With her facile pen she could design and draw what she willed, with as great freedom as she applied to musical notation. Indeed, there seemed to be no art in which she could not distinguish herself, and she received encouragement from all the most famous artists of her father’s Court. One of her panegyrists has written thus of Princess Isabella: “Suffice it to say, that she was esteemed by all—strangers as well as those about her—a perfect casket of virtue and knowledge. She was greatly beloved, not only by her parents, but by the whole of the people of Florence.”
Added to her mental accomplishments, which developed with her physical growth, the Princess exhibited all the charm of a beautiful face and graceful figure, and, when she reached the ripe age,—for Florence,—of twelve, she was the most lovely and attractive young girl in Italy. Reports of her beauty and talent were current in all the Courts of Europe, and many princely fathers of eligible sons made inquiries about her fortune; whilst many an amorous young Prince found his way to Florence, to judge for himself of the charms of the fair young girl.

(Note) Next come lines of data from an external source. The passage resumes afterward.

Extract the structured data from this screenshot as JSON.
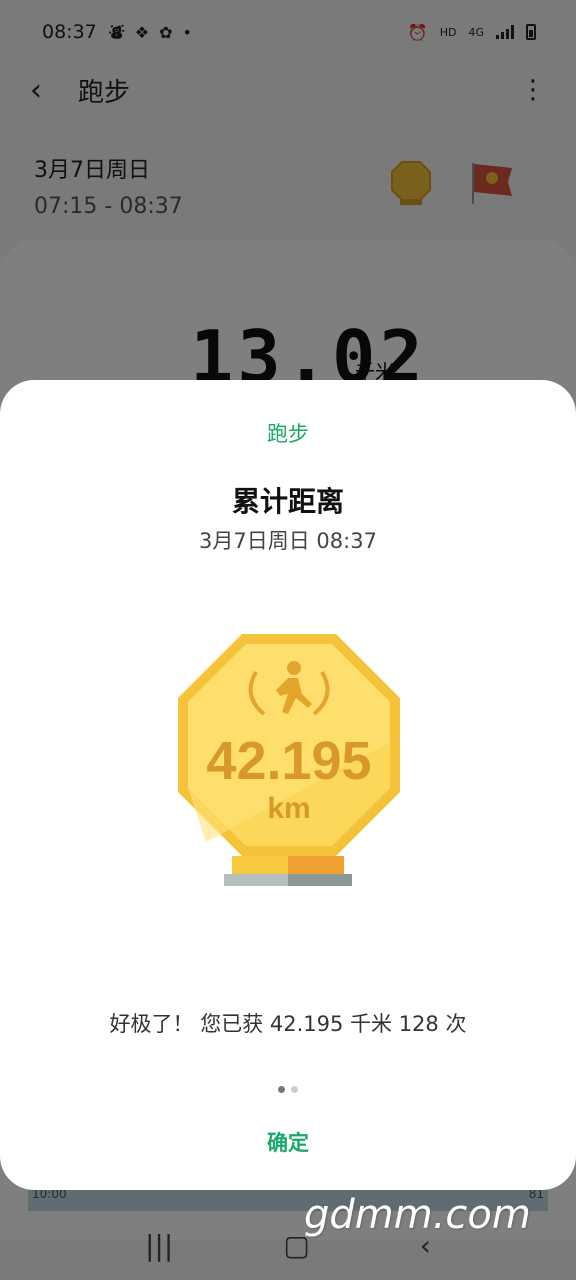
{
  "status_bar": {
    "time": "08:37",
    "network_hd": "HD",
    "network_4g": "4G"
  },
  "app_bar": {
    "title": "跑步"
  },
  "session": {
    "date": "3月7日周日",
    "time_range": "07:15 - 08:37",
    "distance": "13.02",
    "distance_unit": "千米"
  },
  "chart": {
    "x_start": "10:00",
    "x_end": "81"
  },
  "dialog": {
    "category": "跑步",
    "title": "累计距离",
    "datetime": "3月7日周日 08:37",
    "medal_value": "42.195",
    "medal_unit": "km",
    "message": "好极了！ 您已获 42.195 千米 128 次",
    "confirm_label": "确定",
    "page_count": 2,
    "active_page": 1
  },
  "watermark": "gdmm.com",
  "colors": {
    "accent": "#1ba86a",
    "gold": "#f5c33a"
  }
}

Duke Cosimo was not the man to give his comely daughter away at random: indeed he cherished the thought of keeping her in Florence and by his side, so courtly refusals of proffered hands, and hearts, and crowns, were dealt out to one and all the suitors. Pope Paul IV., who was on the best of terms with Duke Cosimo, and never forgot what he owed in his elevation to the Papal throne to his friend’s influence, conceived a matrimonial project for youthful Isabella. At his Court was a young man of illustrious descent, good attainments, the heir to vast possessions, and a devoted adherent of the Holy See—Paolo Giordano d’Orsini.